Court Extends Groundwater Extraction Halt

Local Community Prevails In Aquifer Protection, Temporarily

16 Jan 2022 by The Water Diplomat
SANTIAGO, Chile

On the 31st of December, Chile’s First Environmental Court issued a second 90-day ruling preventing BHP’s Cerro Colorado mine from drawing water from a nearby aquifer.

This ruling is the latest development in a five-year legal battle related to the mine, and it follows a period in which copper mining across Chile has been faced by droughts and receding groundwater levels.

In August 2021, the court had ordered a 90-day halt to water extraction in response to complaints from local communities that water pumping for the mine’s operations had dried out high altitude wetlands and polluted water used by indigenous groups.  After BHP challenged this ruling, the mine was given a reprieve from the court in September, allowing it to extract 54 litres per second from the Lagunillas aquifer – one-half of he 108 litres per second that the mine had originally been entitled to. 

An environmental impact study of the mine submitted to the environmental evaluation service in 2013 was approved in 2021 by the regional environmental evaluation committee, paving the way for full approval of the mine’s operations.

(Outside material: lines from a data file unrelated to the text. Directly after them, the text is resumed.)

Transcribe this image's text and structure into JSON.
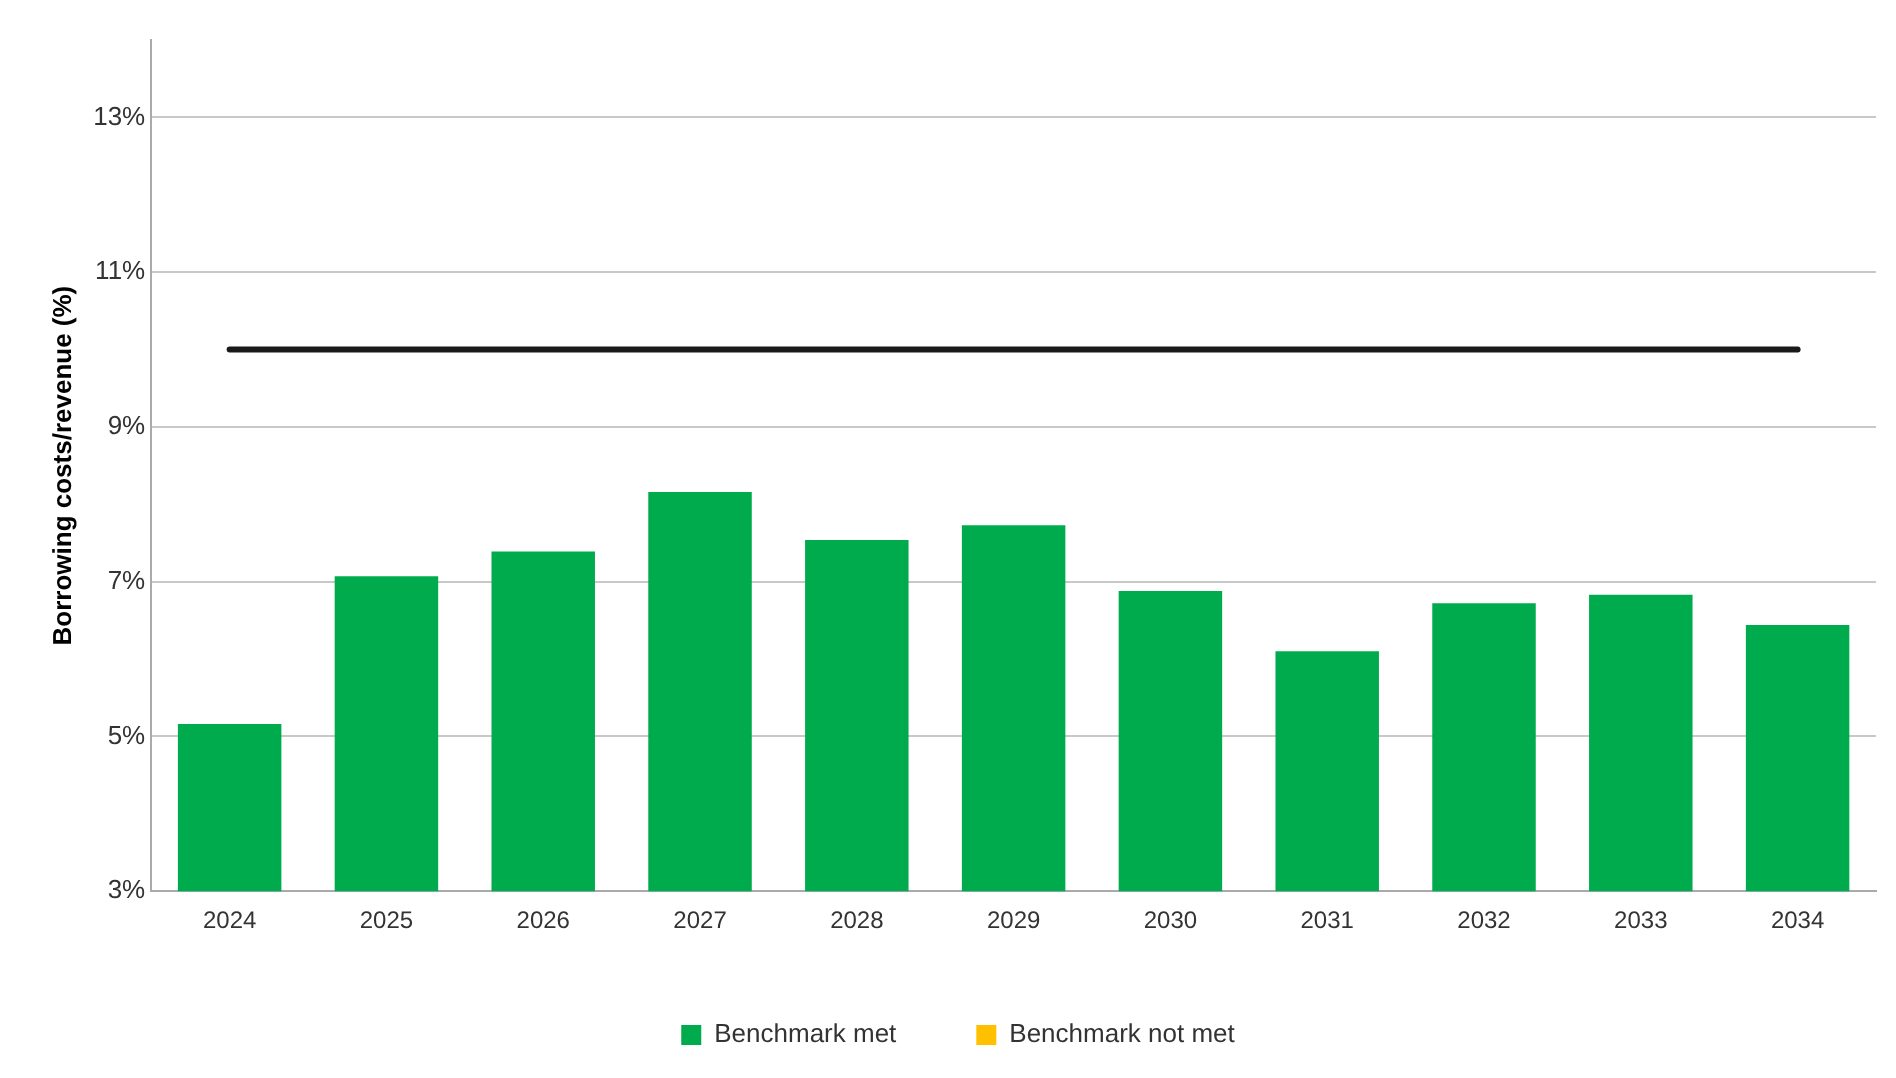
{
  "chart_data": {
    "type": "bar",
    "ylabel": "Borrowing costs/revenue (%)",
    "categories": [
      "2024",
      "2025",
      "2026",
      "2027",
      "2028",
      "2029",
      "2030",
      "2031",
      "2032",
      "2033",
      "2034"
    ],
    "series": [
      {
        "name": "Benchmark met",
        "color": "#00ab4e",
        "values": [
          5.16,
          7.07,
          7.39,
          8.16,
          7.54,
          7.73,
          6.88,
          6.1,
          6.72,
          6.83,
          6.44
        ]
      },
      {
        "name": "Benchmark not met",
        "color": "#ffc000",
        "values": [
          null,
          null,
          null,
          null,
          null,
          null,
          null,
          null,
          null,
          null,
          null
        ]
      }
    ],
    "ylim": [
      3,
      14
    ],
    "yticks": [
      {
        "value": 3,
        "label": "3%"
      },
      {
        "value": 5,
        "label": "5%"
      },
      {
        "value": 7,
        "label": "7%"
      },
      {
        "value": 9,
        "label": "9%"
      },
      {
        "value": 11,
        "label": "11%"
      },
      {
        "value": 13,
        "label": "13%"
      }
    ],
    "ref_lines": [
      {
        "axis": "y",
        "value": 10,
        "color": "#1a1a1a"
      }
    ],
    "grid": "y",
    "legend": "bottom"
  }
}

However, this decision was challenged by a local landowner on the basis that the environmental impact assessment had not taken sufficient account of the effect of groundwater extraction on a local wetland. The court had ruled that precautions were required regarding groundwater extraction and that the situation with regard to the critical and vulnerable water bearing layers in the Andes is unchanged. 

The magistrates argued that despite the knowledge of the potential harm to the aquifer, there were as yet no apparent measures taken to prevent negative effects on the aquifer by the groundwater extraction.